Quando a vi, os seus olhos esbugalhados, cravejados de medo e terror, percebi que nada daquilo estava certo. O corpo frágil e desesperado, encostado naquele carro sujo, fizeram-me mudar de atitude. Ela era uma rapariga bonita e jovem, o seu corpo bem desenhado despontava desejo e sedução. Mas, na verdade, não lhe queríamos fazer mal… Nunca quisemos tocar-lhe. O problema foram aqueles olhos grandes, ficou especada, parada a olhar para nós. Dissemos-lhe que não gritasse, que não lhe íamos fazer nada. Começou a tremer, escorriam-lhe lágrimas na pálida pele de porcelana.


E choro. Choro de manhã à noite. Os vizinhos já devem estar fartos, mas não consigo controlar. Revivo cada momento daquele encontro. Na verdade, o que mais me aterrorizou não foi o que me fizeram, porque não me chegaram a levar nada, nem me chegaram a tocar, mas o que provaram ser a minha existência: um ato de total cobardia. Não vivo, simplesmente sobrevivo. Sou incapaz de tomar qualquer tipo de posição numa situação banal da vida. Incapaz de me defender, de gritar, até de fugir. Parada, completamente estática. Ao início parecia que me queriam assaltar, rodearam-me, encurralando-me entre o meu carro e a parede de um prédio, tiraram-me a mala, insinuaram-se a mim…

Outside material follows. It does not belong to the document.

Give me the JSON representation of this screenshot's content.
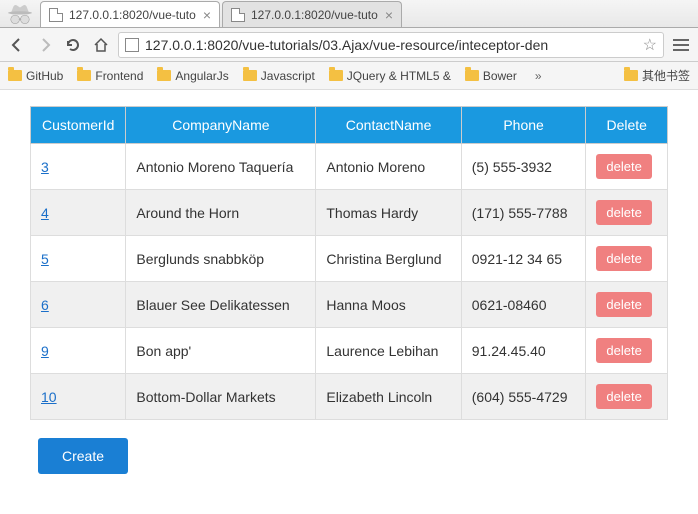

Coitada. Respirava de forma ofegante. Tremendo, abriu a boca devagar, balbuciando uma frase desconexa. Não percebi o que queria dizer, talvez rezasse, não sei. Fiquei hipnotizado com aqueles olhos. Nunca lhe poderia fazer mal, não me perdoaria. Fazer-lhe mal representaria fazer mal a uma criatura completamente indefesa e isso nunca fez parte dos meus planos. Sim, já fiz assaltos. Sim, já me meti várias vezes em brigas. Já assediei mulheres e não sei se já matei. Dei uns tiros numa perigosa fuga, há uns anos atrás. Agora, existem coisas que não suporto e uma delas é fazer mal a crianças… E para mim ela era como uma criança, de tão angelical que se nos afigurava.


Quase não consigo sair de casa, quase não consigo andar de carro, andar em transportes públicos, ir ao banco, a restaurantes, a praças cheias de gente, farmácias, cinemas e hipermercados. Começo logo a fabricar cenários violentos. Imagino-me num assalto como nos filmes, com armas de fogo e grandes chacinas. O pânico constante, as palpitações descompassadas, a hiperventilação, o cheiro a morte, a urgência em desaparecer e refugiar-me no meu quarto, tornaram a minha vida num verdadeiro inferno. Arranjo todas as desculpas para não sair. Até passei a trabalhar em casa e encomendo tudo online. A pandemia ajudou, quer dizer, as pessoas não estranham, acham normal que raramente me vejam. Quando me encontram nem reparam no meu olhar aterrorizado e pouco saudável, talvez porque me tenha tornado um fantasma nas suas vidas.


No outro dia vi-a, mas estava diferente, mais magra, mais pálida, mais frágil. Estava numa esplanada a beber uma cerveja sozinho, a pensar em como iria arranjar dinheiro para a renda do próximo mês. Ela andava na rua muito depressa, parecia que ia a fugir de algo. Foi quando a vi estatelar-se no chão mesmo à frente da minha mesa. Levantei-me para a ajudar. Toquei-lhe na pele suave e fria. Ela nada disse. Levantou-se e continuou a caminhada. Desta vez, fiquei eu paralisado, não sei durante quanto tempo. Estava certo que não me reconhecera. E deixara a sua mala no chão.


Depois de cair, senti o coração a bater forte. Foi aquele toque, um toque que a minha alma reconhecia. Depois, muito mais tarde, já eu ia no final da rua, ouvi-o chamar: “Menina! Desculpe, deixou cair a sua mala…”. Aproximou-se de mim lentamente, parecia que queria prolongar aquele momento. Os meus olhos buscavam sossego naquele perfil rude e moreno. Percebi, naquele instante, que podia confiar na vida.